(CCSP039) CARDIONEURAL ABLATION FOR REFRACTORY CARDIO-INHIBITORY SYNCOPE
Thursday, October 26, 2023
17:50 – 18:00 EST
Location: ePoster Screen 1
Disclosure(s):
Jacqueline Joza, MD MSc: No relevant disclosure to display
Paula Sanchez Somonte, MD: No financial relationships to disclose
Vidal Essebag, MD PhD: No relevant disclosure to display
Background: Cardio-inhibitory vasovagal syncope is characterized by prolonged pauses and asystole. These patients are frequently young, experience traumatic syncope, refractory to conservative management, and are referred for pacemaker implantation. Cardioneural ablation (CNA) is a very novel ablation technique to reduce syncope burden and avoid pacemaker implantation. This study aims to demonstrate the feasibility and safety of CNA in patients with high-burden syncope.

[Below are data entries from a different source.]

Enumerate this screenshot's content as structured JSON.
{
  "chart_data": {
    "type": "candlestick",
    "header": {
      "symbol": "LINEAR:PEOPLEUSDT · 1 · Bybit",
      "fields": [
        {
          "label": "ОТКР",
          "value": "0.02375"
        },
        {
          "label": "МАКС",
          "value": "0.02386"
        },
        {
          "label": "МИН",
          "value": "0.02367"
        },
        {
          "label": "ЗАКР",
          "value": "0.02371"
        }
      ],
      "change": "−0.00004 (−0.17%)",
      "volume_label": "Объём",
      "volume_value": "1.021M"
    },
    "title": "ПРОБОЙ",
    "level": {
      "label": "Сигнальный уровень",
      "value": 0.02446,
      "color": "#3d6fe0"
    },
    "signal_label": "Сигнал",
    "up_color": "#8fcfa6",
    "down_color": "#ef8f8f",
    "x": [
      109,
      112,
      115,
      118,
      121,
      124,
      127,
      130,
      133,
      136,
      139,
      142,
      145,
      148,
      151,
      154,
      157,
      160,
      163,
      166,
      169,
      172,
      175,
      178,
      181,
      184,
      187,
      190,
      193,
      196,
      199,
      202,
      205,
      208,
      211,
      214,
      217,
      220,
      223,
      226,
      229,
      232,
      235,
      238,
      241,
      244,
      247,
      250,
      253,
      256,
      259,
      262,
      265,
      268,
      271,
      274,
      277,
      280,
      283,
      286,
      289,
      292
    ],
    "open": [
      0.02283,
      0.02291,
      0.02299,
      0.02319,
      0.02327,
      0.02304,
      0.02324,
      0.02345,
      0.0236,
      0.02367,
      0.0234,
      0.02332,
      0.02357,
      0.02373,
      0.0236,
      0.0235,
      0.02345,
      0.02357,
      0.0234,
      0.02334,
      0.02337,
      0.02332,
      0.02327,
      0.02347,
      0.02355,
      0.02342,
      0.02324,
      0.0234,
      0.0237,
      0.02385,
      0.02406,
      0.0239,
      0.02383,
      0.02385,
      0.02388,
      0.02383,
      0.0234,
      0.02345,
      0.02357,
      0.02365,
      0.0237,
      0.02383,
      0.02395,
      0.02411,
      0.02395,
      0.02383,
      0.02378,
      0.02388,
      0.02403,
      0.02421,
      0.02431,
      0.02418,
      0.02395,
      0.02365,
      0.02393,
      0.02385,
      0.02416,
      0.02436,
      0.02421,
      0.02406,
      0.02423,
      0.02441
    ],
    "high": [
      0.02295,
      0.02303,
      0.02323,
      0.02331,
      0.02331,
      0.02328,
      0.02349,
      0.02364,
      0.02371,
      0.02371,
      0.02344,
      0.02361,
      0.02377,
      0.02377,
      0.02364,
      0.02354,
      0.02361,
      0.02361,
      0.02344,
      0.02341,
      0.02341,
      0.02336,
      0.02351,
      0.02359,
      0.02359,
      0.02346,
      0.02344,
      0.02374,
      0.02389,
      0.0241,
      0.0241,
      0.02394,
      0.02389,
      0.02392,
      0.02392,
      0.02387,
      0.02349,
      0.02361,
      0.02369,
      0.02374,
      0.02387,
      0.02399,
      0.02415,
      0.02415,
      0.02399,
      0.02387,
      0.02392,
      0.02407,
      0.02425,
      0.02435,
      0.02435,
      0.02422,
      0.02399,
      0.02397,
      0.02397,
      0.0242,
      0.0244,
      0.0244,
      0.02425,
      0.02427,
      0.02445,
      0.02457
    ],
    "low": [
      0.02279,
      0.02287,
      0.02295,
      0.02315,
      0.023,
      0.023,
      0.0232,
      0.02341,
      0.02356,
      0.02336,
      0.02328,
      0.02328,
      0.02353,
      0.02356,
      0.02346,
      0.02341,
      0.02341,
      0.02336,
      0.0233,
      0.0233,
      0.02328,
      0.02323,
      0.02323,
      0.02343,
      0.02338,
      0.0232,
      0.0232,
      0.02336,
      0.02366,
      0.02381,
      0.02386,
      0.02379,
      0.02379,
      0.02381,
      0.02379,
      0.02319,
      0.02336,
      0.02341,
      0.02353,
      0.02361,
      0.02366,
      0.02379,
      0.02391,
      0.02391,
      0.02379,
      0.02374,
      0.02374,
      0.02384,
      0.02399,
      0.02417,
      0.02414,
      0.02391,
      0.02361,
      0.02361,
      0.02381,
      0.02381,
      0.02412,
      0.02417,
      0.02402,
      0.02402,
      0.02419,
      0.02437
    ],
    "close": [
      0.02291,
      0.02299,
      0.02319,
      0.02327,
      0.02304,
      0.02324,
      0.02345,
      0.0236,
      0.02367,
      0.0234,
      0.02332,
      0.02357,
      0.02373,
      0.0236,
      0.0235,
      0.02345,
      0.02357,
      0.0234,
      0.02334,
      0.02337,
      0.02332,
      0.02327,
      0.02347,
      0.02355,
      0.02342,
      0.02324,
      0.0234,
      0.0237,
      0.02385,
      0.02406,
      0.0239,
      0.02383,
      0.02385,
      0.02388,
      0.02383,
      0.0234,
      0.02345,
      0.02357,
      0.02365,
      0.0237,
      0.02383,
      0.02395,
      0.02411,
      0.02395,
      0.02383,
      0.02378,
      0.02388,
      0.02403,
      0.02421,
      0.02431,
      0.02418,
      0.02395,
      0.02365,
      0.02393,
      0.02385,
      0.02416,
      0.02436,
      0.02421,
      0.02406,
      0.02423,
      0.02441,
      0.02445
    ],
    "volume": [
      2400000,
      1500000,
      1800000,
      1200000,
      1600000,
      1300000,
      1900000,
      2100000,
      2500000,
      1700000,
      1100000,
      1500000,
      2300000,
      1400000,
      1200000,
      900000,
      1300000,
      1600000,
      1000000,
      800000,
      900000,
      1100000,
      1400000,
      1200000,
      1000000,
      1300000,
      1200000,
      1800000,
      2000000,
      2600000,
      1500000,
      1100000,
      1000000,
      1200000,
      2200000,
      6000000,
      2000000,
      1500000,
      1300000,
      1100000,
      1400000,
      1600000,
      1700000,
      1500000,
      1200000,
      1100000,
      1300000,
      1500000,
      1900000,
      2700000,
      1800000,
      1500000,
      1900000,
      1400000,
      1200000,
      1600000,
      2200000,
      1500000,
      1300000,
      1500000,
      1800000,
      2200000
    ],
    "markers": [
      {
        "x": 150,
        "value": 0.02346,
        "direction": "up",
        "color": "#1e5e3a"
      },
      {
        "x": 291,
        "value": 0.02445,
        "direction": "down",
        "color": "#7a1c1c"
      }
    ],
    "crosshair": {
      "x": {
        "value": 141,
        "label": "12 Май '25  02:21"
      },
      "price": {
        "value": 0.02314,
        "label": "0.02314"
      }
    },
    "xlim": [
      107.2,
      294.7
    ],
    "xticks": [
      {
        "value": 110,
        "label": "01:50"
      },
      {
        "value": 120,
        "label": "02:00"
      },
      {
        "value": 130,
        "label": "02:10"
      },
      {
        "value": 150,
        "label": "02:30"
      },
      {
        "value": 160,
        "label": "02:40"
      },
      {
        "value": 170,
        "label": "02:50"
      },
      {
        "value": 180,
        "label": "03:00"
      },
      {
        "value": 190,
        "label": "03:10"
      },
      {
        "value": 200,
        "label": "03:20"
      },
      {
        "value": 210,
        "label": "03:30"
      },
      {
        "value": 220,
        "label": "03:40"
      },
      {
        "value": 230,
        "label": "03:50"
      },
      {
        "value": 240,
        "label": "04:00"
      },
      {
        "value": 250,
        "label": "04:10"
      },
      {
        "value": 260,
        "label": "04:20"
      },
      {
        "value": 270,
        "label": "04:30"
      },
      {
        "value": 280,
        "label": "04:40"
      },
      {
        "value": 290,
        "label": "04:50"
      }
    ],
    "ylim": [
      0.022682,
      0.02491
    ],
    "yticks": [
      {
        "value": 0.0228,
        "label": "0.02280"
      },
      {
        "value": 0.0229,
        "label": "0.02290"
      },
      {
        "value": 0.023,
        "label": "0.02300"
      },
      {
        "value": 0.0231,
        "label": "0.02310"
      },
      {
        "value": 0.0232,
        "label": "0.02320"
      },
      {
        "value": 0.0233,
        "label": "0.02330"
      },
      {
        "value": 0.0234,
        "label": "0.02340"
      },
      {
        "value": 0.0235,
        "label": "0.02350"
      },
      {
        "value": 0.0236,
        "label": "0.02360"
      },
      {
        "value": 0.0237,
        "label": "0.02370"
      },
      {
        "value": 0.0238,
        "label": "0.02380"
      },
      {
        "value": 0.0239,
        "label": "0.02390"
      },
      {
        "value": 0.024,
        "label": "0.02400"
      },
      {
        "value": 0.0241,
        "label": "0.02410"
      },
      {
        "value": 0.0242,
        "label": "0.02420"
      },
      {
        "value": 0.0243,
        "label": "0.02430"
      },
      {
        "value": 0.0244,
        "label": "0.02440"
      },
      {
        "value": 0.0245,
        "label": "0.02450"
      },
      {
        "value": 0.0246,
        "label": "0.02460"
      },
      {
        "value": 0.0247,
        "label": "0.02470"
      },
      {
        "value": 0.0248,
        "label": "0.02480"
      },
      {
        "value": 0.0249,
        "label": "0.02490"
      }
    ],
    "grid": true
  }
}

METHODS AND RESULTS: Demographic, procedural, and follow-up data was collected prospectively for all patients undergoing CNA between December 2020 to present. Patients were required to have a history of recurrent refractory syncope, where corresponding prolonged pauses were documented by implantable loop recorder (ILR). Under general anesthesia, both left and right atria were mapped. An ablation catheter was then used to identify fragmented signals in anatomical regions consistent with ganglionic plexi (GP). High frequency stimulation (60ms at 20mV for 4 seconds) was delivered at sites of interest in both the left and right atria, and radiofrequency energy delivered to these GP regions. Ablation was performed until loss of positive response to stimulation or when Wenckebach cycle shortening was achieved. All right and left atria GP were targeted. Between December 2020 and May 2023 five patients with medically refractory cardio-inhibitory syncope underwent CNA. All patients had objective adjudication of their outcomes through remote and in-clinic follow-up of their ILRs. Mean age was 29±3 years, with AV block being the predominant indication for CNA. The baseline heart rate was 63.2±10.7bpm and 90±7.1 after ablation. Baseline PR pre 223±23ms and post 186±5.8ms. Mean procedure time was 92.4 ±8 minutes. During a mean follow-up 11.4±10.5 months, there was a substantial reduction in syncopal events, from mean 10.4±3 episodes within the previous year to 0.4±0.5 post CNA. 3 patients had no further pauses or syncopal events, 1 had a recurrence at 7 months, underwent repeat CNA with no further episodes at a further 10 months follow-up, and 1 had only 2 syncopal events, which was a dramatic reduction from nearly daily episodes pre-CNA. There were no procedure related complications.
Conclusion: CNA is a novel technique that may be considered for refractory cardio-inhibitory syncope. A dramatic reduction in documented pauses and syncope burden was noted. Rigorous patient selection with objective follow-up in an experienced center is necessary. To our knowledge, this is the first series of Canadian patients in whom CNA has been performed. Larger studies are required to confirm these findings.